As the industry evolves, it will require skilled professionals who can drive these innovations and integrate them into existing rail systems. I am sure, dear reader you will not find this shocking when I say that we in the UK have a long way to go on the journey to a sustainable mass transit future.
Interconnected and intelligent
The ongoing digital revolution has not spared the rail industry. In recent weeks, we have seen a surge in the adoption of advanced technologies such as artificial intelligence (AI), the Internet of Things (IoT), and automation. Examples include the successful testing of autonomous track inspection vehicles and the introduction of AI-based predictive maintenance systems.

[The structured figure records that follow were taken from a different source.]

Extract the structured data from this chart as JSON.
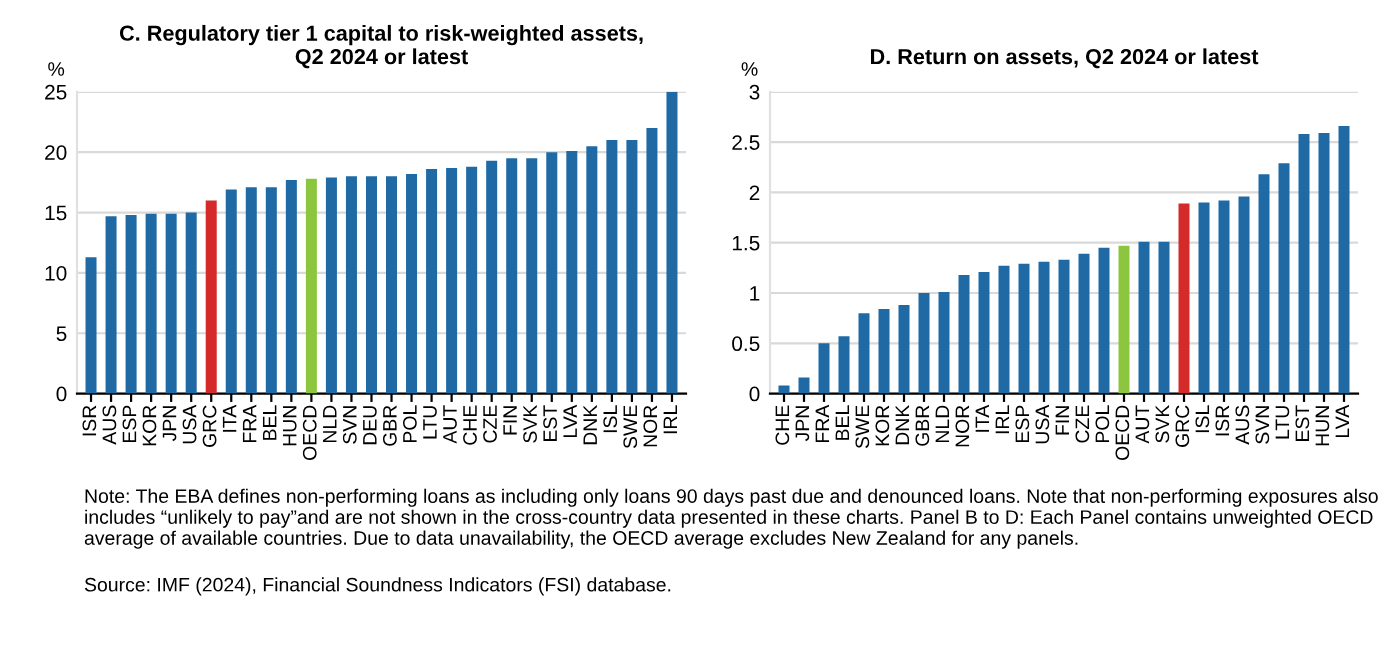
{
  "chart_data": [
    {
      "type": "bar",
      "title": "C. Regulatory tier 1 capital to risk-weighted assets,\nQ2 2024 or latest",
      "ylabel": "%",
      "categories": [
        "ISR",
        "AUS",
        "ESP",
        "KOR",
        "JPN",
        "USA",
        "GRC",
        "ITA",
        "FRA",
        "BEL",
        "HUN",
        "OECD",
        "NLD",
        "SVN",
        "DEU",
        "GBR",
        "POL",
        "LTU",
        "AUT",
        "CHE",
        "CZE",
        "FIN",
        "SVK",
        "EST",
        "LVA",
        "DNK",
        "ISL",
        "SWE",
        "NOR",
        "IRL"
      ],
      "values": [
        11.3,
        14.7,
        14.8,
        14.9,
        14.9,
        15.0,
        16.0,
        16.9,
        17.1,
        17.1,
        17.7,
        17.8,
        17.9,
        18.0,
        18.0,
        18.0,
        18.2,
        18.6,
        18.7,
        18.8,
        19.3,
        19.5,
        19.5,
        20.0,
        20.1,
        20.5,
        21.0,
        21.0,
        22.0,
        25.0
      ],
      "colors": [
        "#1f6aa5",
        "#1f6aa5",
        "#1f6aa5",
        "#1f6aa5",
        "#1f6aa5",
        "#1f6aa5",
        "#d42a2a",
        "#1f6aa5",
        "#1f6aa5",
        "#1f6aa5",
        "#1f6aa5",
        "#8cc63f",
        "#1f6aa5",
        "#1f6aa5",
        "#1f6aa5",
        "#1f6aa5",
        "#1f6aa5",
        "#1f6aa5",
        "#1f6aa5",
        "#1f6aa5",
        "#1f6aa5",
        "#1f6aa5",
        "#1f6aa5",
        "#1f6aa5",
        "#1f6aa5",
        "#1f6aa5",
        "#1f6aa5",
        "#1f6aa5",
        "#1f6aa5",
        "#1f6aa5"
      ],
      "ylim": [
        0,
        25
      ],
      "yticks": [
        0,
        5,
        10,
        15,
        20,
        25
      ],
      "grid": "y",
      "legend": false
    },
    {
      "type": "bar",
      "title": "D. Return on assets, Q2 2024 or latest",
      "ylabel": "%",
      "categories": [
        "CHE",
        "JPN",
        "FRA",
        "BEL",
        "SWE",
        "KOR",
        "DNK",
        "GBR",
        "NLD",
        "NOR",
        "ITA",
        "IRL",
        "ESP",
        "USA",
        "FIN",
        "CZE",
        "POL",
        "OECD",
        "AUT",
        "SVK",
        "GRC",
        "ISL",
        "ISR",
        "AUS",
        "SVN",
        "LTU",
        "EST",
        "HUN",
        "LVA"
      ],
      "values": [
        0.08,
        0.16,
        0.5,
        0.57,
        0.8,
        0.84,
        0.88,
        1.0,
        1.01,
        1.18,
        1.21,
        1.27,
        1.29,
        1.31,
        1.33,
        1.39,
        1.45,
        1.47,
        1.51,
        1.51,
        1.89,
        1.9,
        1.92,
        1.96,
        2.18,
        2.29,
        2.58,
        2.59,
        2.66
      ],
      "colors": [
        "#1f6aa5",
        "#1f6aa5",
        "#1f6aa5",
        "#1f6aa5",
        "#1f6aa5",
        "#1f6aa5",
        "#1f6aa5",
        "#1f6aa5",
        "#1f6aa5",
        "#1f6aa5",
        "#1f6aa5",
        "#1f6aa5",
        "#1f6aa5",
        "#1f6aa5",
        "#1f6aa5",
        "#1f6aa5",
        "#1f6aa5",
        "#8cc63f",
        "#1f6aa5",
        "#1f6aa5",
        "#d42a2a",
        "#1f6aa5",
        "#1f6aa5",
        "#1f6aa5",
        "#1f6aa5",
        "#1f6aa5",
        "#1f6aa5",
        "#1f6aa5",
        "#1f6aa5"
      ],
      "ylim": [
        0,
        3
      ],
      "yticks": [
        0,
        0.5,
        1,
        1.5,
        2,
        2.5,
        3
      ],
      "grid": "y",
      "legend": false,
      "annotations": [
        "Note: The EBA defines non-performing loans as including only loans 90 days past due and denounced loans. Note that non-performing exposures also includes “unlikely to pay”and are not shown in the cross-country data presented in these charts. Panel B to D: Each Panel contains unweighted OECD average of available countries. Due to data unavailability, the OECD average excludes New Zealand for any panels.",
        "Source: IMF (2024), Financial Soundness Indicators (FSI) database."
      ]
    }
  ]
}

This digital transformation presents young rail professionals with the opportunity to develop skills in data analysis, software development, and systems engineering. Equally, it also vastly increases the immediate needs to up- and re-skill the current workforce. As the rail sector becomes more interconnected and intelligent, there will be a growing demand for professionals who can harness the power of these technologies to improve safety, efficiency, and customer experience.
Out and about
Here at YRP, we’ve been all go. We had an excellent day at RailTex where we held a series of panels about the topics closest to us. We were kindly supported by an array of speakers from our corporate members, including: the Digital Asset Management Director Martin Vallance and Design Director Chris Davies from EGIS; a keynote speech from Matt Wragg CEO of Gattaca PLC; Liam Henderson of the Rail Innovation Group and many more. On each of these panels we had a member of YRP’s leadership. I feel it was so important for YRP to have space amongst our industry experts to give their input.